An out-of-this-world exchange

(Edmonton) Mechanical engineering student Marcy Frioult is barely able to keep her feet on the ground these days after being accepted to an international exchange project where she’ll help build and launch a sounding rocket.

“I don’t think I’ve ever been as excited to go anywhere as I am to go on this trip,” said Frioult, who joins four other U of A students travelling to the Andoya Rocket Range in Norway as part of the Canada-Norway Student Sounding Rocket (CaNoRock) exchange program January 16 – 20.

Frioult hopes to find an engineering career in the aerospace industry. And the CaNoRock experience will help. Undergraduate students from the Universities of Alberta, Calgary, Saskatchewan and Oslo will gain hands-on experience in rocket and payload instrument design. They will launch a small rocket and analyse data collected during its flight.

“It will have a huge impact on my future plans. I am really looking forward to meeting people with similar interests, and people who work in the field I am interested in,” said Frioult, a fourth-year student in the engineering co-op program.

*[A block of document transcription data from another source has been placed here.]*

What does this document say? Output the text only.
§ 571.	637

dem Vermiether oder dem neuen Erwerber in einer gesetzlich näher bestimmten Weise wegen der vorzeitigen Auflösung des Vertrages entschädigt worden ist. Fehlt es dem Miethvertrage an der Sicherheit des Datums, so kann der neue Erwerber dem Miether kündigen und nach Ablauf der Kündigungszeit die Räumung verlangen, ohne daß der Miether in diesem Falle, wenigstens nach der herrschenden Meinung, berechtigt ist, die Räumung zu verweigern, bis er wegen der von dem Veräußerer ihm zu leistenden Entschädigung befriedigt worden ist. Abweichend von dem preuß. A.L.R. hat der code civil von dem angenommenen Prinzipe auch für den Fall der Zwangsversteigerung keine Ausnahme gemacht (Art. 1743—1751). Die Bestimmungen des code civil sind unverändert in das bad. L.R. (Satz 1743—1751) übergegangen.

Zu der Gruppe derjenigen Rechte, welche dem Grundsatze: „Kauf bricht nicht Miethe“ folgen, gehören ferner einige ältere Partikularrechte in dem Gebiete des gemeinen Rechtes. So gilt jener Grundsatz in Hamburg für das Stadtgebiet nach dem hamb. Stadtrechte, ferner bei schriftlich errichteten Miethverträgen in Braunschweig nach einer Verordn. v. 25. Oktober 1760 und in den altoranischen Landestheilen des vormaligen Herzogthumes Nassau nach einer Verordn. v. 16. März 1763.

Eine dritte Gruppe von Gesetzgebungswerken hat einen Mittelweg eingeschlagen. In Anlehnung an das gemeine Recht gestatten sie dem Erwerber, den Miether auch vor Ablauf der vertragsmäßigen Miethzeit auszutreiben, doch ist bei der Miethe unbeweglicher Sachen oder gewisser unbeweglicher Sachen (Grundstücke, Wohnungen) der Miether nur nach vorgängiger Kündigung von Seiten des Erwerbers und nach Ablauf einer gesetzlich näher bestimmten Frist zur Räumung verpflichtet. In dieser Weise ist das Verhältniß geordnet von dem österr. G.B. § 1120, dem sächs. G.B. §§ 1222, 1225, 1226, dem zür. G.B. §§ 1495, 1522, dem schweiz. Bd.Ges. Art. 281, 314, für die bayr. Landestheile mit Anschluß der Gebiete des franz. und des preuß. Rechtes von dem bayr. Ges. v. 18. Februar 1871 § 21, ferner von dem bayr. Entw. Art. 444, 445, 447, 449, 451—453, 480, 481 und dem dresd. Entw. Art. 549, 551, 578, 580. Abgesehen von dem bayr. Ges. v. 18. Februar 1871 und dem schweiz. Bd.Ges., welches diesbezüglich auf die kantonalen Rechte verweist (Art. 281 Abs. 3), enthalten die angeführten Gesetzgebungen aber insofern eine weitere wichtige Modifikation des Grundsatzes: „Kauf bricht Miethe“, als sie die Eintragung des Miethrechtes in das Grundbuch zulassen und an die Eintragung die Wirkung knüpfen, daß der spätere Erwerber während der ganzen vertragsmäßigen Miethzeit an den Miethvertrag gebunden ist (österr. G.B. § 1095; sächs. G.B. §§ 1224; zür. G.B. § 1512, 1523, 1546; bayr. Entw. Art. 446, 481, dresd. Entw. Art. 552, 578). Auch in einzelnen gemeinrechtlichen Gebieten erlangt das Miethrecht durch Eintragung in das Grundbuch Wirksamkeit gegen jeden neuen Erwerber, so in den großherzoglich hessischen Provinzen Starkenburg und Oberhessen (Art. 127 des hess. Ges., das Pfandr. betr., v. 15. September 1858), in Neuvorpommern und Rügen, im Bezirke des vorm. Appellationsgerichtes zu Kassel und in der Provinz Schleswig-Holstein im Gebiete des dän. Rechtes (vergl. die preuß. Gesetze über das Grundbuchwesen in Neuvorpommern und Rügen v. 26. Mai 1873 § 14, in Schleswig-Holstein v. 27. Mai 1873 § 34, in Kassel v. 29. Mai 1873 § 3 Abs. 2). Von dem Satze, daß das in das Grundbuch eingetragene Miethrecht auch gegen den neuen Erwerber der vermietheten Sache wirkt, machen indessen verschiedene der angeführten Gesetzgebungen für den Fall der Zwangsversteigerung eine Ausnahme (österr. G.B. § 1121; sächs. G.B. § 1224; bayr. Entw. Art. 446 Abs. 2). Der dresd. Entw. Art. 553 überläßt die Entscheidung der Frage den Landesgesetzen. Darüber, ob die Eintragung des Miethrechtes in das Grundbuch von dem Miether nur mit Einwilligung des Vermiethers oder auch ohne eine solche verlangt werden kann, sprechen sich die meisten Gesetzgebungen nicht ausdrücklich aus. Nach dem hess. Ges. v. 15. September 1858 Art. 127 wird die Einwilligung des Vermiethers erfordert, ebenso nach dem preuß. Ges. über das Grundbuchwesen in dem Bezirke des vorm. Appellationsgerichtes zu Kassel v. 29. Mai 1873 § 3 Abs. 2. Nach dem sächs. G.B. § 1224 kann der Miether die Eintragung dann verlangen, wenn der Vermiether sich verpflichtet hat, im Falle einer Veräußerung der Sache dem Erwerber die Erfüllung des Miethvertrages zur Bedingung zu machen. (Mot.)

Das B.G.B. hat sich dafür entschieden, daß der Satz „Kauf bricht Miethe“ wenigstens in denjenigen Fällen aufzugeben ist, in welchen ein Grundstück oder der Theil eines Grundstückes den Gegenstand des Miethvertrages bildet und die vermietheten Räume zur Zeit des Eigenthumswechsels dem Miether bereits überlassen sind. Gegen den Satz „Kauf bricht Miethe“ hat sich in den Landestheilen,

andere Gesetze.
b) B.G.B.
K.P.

CaNoRock allows students to add aerospace experience to their studies, says mechanical engineering professor Carlos Lange, co-founder of the University of Alberta’s Institute for Space Science, Exploration and Technology

“It offers students a unique opportunity to participate in a real rocket launch, giving them insight into the preparation process and the very intense team work required for a successful mission,” said Lange, whose own engineering design work was flown to Mars as part of NASA’s 2008 Mars Phoenix Lander mission.

“The competition serves as a strong motivator for better grades and excellence, not only to the selected students, but also to the ones that were not selected in one competition. These students know they can improve their chances in a following opportunity, because we have two competitions per year,” he added.

It’s the perfect opportunity for Frioult, who has also been conducting research with mechanical engineering professor Alidad Amirfazli since last summer in a project aimed at developing an anti-icing system for composite aircraft wings.

“My favourite part about the education I have received so far is when I started to be able to apply what I have learned to real situations. For example, in my research job, you have to be able to understand the physics behind it to understand what the data we collect means,” added Frioult. “Once you learn all of these principles and theories, you never really look at things the same way.”